Jonathan Bachman/Associated Press
A game at LSU should be on any college football fan's bucket list.
Call it Death Valley. Call it Deaf Valley. It doesn’t matter. Tiger Stadium is loud, and it is one of the most intimidating stadiums in college football, as anyone who has ventured to Baton Rouge to face off with LSU can attest to.
As LSU has become one of college football’s elite programs in the past 15 years, Tiger Stadium has gotten bigger and louder. The stadium’s capacity has increased five times since 1999, going from 79,940 to 102,321 following an $80 million south end zone expansion that was completed in 2014. Last fall, LSU attracted at least 100,338 fans to all seven home games, including three capacity crowds.
It isn't easy attracting quality opponents, either.
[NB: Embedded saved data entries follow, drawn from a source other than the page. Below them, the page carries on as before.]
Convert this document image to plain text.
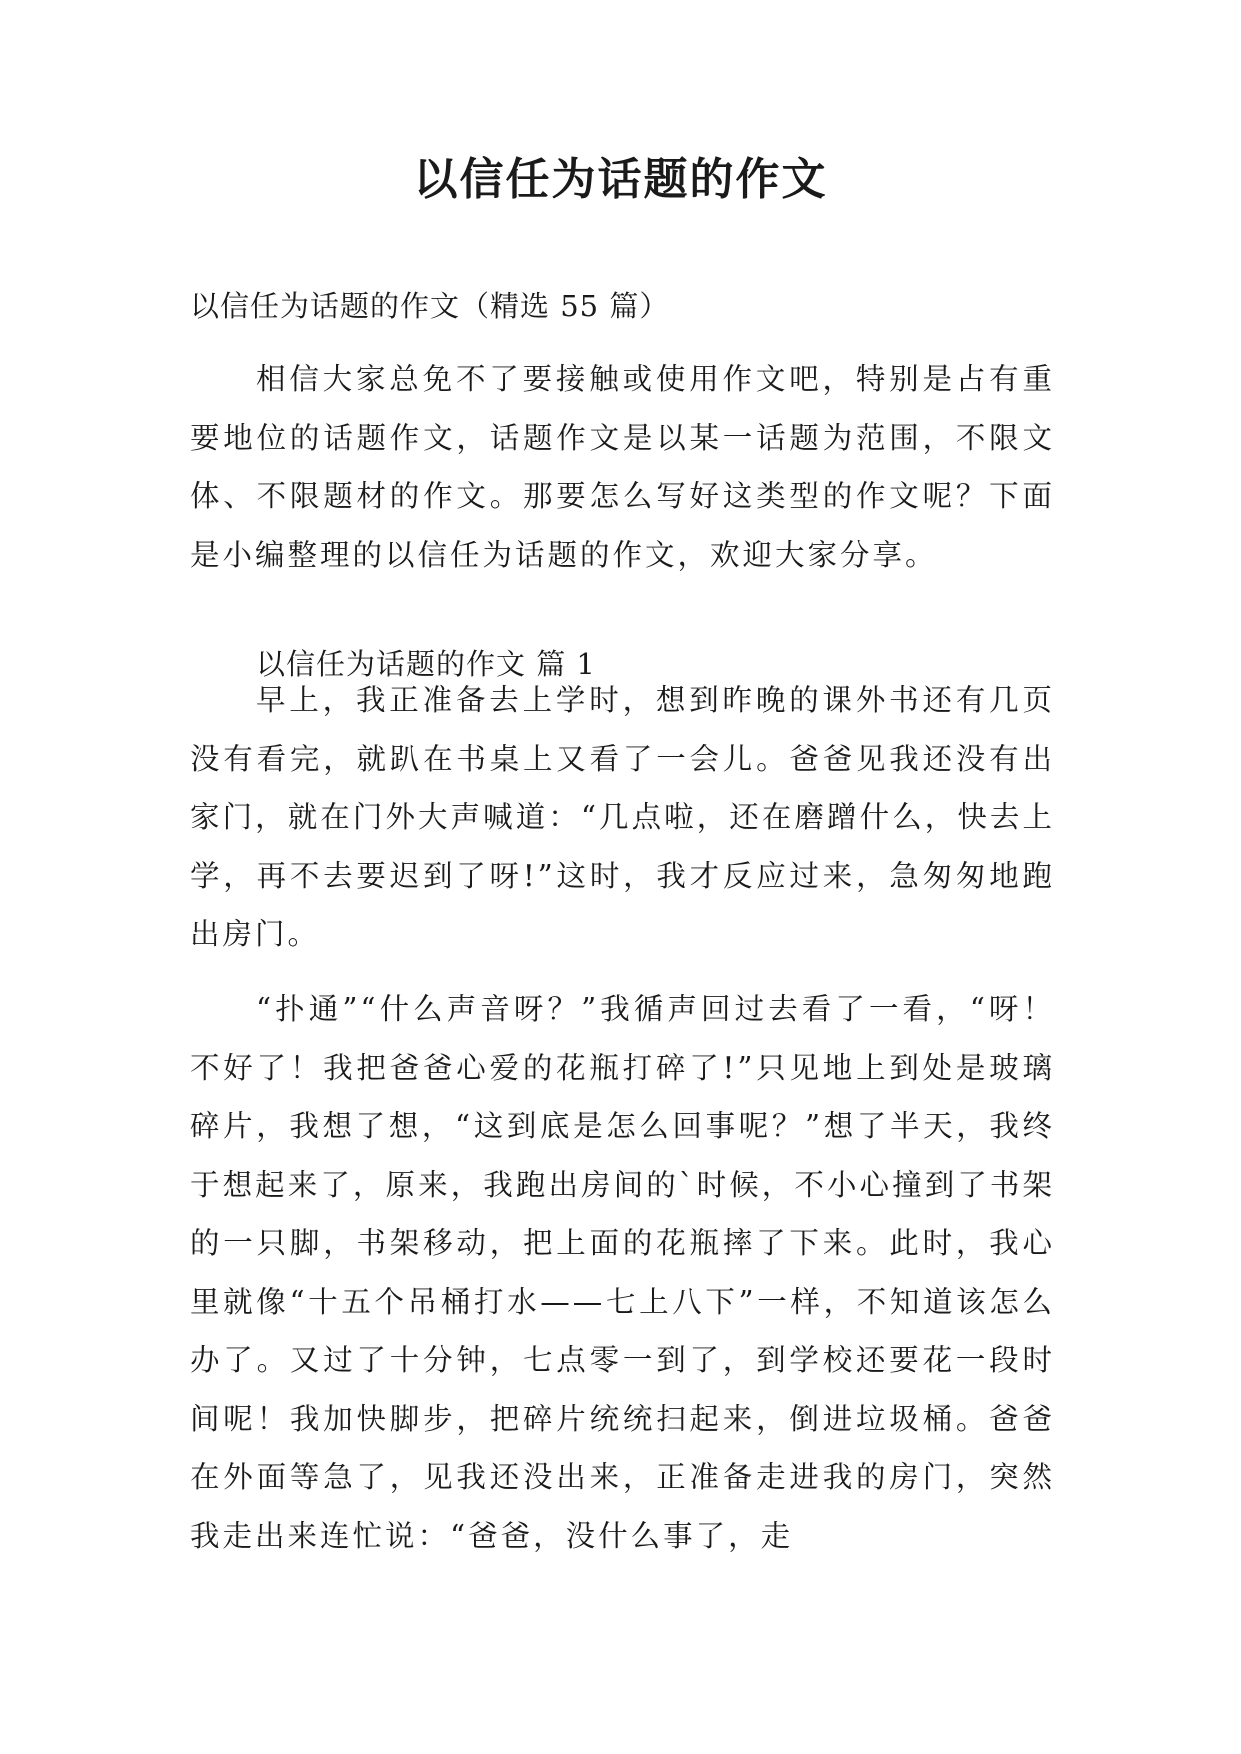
以信任为话题的作文
以信任为话题的作文（精选 55 篇）

相信大家总免不了要接触或使用作文吧，特别是占有重要地位的话题作文，话题作文是以某一话题为范围，不限文体、不限题材的作文。那要怎么写好这类型的作文呢？下面是小编整理的以信任为话题的作文，欢迎大家分享。

以信任为话题的作文 篇 1

早上，我正准备去上学时，想到昨晚的课外书还有几页没有看完，就趴在书桌上又看了一会儿。爸爸见我还没有出家门，就在门外大声喊道：“几点啦，还在磨蹭什么，快去上学，再不去要迟到了呀!”这时，我才反应过来，急匆匆地跑出房门。

“扑通”“什么声音呀？”我循声回过去看了一看，“呀！不好了！我把爸爸心爱的花瓶打碎了!”只见地上到处是玻璃碎片，我想了想，“这到底是怎么回事呢？”想了半天，我终于想起来了，原来，我跑出房间的`时候，不小心撞到了书架的一只脚，书架移动，把上面的花瓶摔了下来。此时，我心里就像“十五个吊桶打水——七上八下”一样，不知道该怎么办了。又过了十分钟，七点零一到了，到学校还要花一段时间呢！我加快脚步，把碎片统统扫起来，倒进垃圾桶。爸爸在外面等急了，见我还没出来，正准备走进我的房门，突然我走出来连忙说：“爸爸，没什么事了，走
LSU athletic director Joe Alleva told ESPN Radio 104.5 in Baton Rouge he has trouble making home-and-home series with big-time foes (via The Advocate).
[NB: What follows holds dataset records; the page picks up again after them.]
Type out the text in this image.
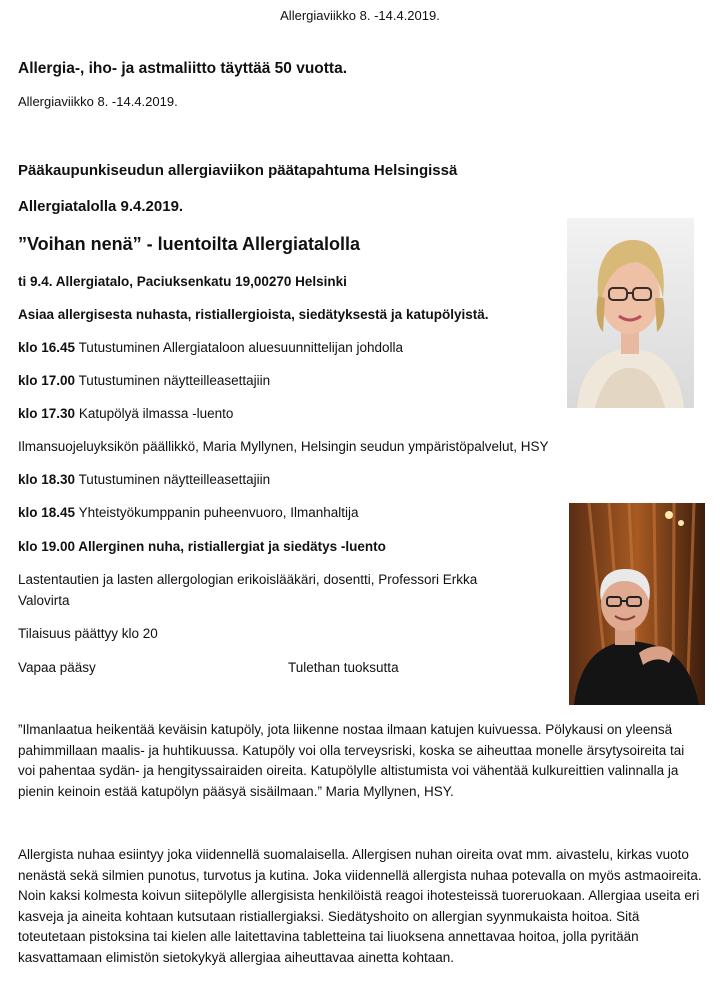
Allergiaviikko 8. -14.4.2019.
Allergia-, iho- ja astmaliitto täyttää 50 vuotta.
Allergiaviikko 8. -14.4.2019.
Pääkaupunkiseudun allergiaviikon päätapahtuma Helsingissä
Allergiatalolla 9.4.2019.
”Voihan nenä” - luentoilta Allergiatalolla
ti 9.4. Allergiatalo, Paciuksenkatu 19,00270 Helsinki
Asiaa allergisesta nuhasta, ristiallergioista, siedätyksestä ja katupölyistä.
klo 16.45 Tutustuminen Allergiataloon aluesuunnittelijan johdolla
klo 17.00 Tutustuminen näytteilleasettajiin
klo 17.30 Katupölyä ilmassa -luento
Ilmansuojeluyksikön päällikkö, Maria Myllynen, Helsingin seudun ympäristöpalvelut, HSY
klo 18.30 Tutustuminen näytteilleasettajiin
klo 18.45 Yhteistyökumppanin puheenvuoro, Ilmanhaltija
klo 19.00 Allerginen nuha, ristiallergiat ja siedätys -luento
Lastentautien ja lasten allergologian erikoislääkäri, dosentti, Professori Erkka
Valovirta
Tilaisuus päättyy klo 20
Vapaa pääsy	Tulethan tuoksutta
”Ilmanlaatua heikentää keväisin katupöly, jota liikenne nostaa ilmaan katujen kuivuessa. Pölykausi on yleensä pahimmillaan maalis- ja huhtikuussa. Katupöly voi olla terveysriski, koska se aiheuttaa monelle ärsytysoireita tai voi pahentaa sydän- ja hengityssairaiden oireita. Katupölylle altistumista voi vähentää kulkureittien valinnalla ja pienin keinoin estää katupölyn pääsyä sisäilmaan.” Maria Myllynen, HSY.
Allergista nuhaa esiintyy joka viidennellä suomalaisella. Allergisen nuhan oireita ovat mm. aivastelu, kirkas vuoto nenästä sekä silmien punotus, turvotus ja kutina. Joka viidennellä allergista nuhaa potevalla on myös astmaoireita. Noin kaksi kolmesta koivun siitepölylle allergisista henkilöistä reagoi ihotesteissä tuoreruokaan. Allergiaa useita eri kasveja ja aineita kohtaan kutsutaan ristiallergiaksi. Siedätyshoito on allergian syynmukaista hoitoa. Sitä toteutetaan pistoksina tai kielen alle laitettavina tabletteina tai liuoksena annettavaa hoitoa, jolla pyritään kasvattamaan elimistön sietokykyä allergiaa aiheuttavaa ainetta kohtaan.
"Teams don't want to come to Tiger Stadium and get their butts beat," he said. "That's just a fact of life. I'm being as blunt as I can be...they don't want to schedule losses."
And LSU’s fans are loud, proud and boisterous. They typically set up hours before home games, fueling up for the hotly anticipated kickoffs. Last fall, LSU was 5-2 at home, losing to Alabama and Mississippi State. The Bulldogs and Crimson Tide savored those victories. They know how tough wins are to come by in Baton Rouge.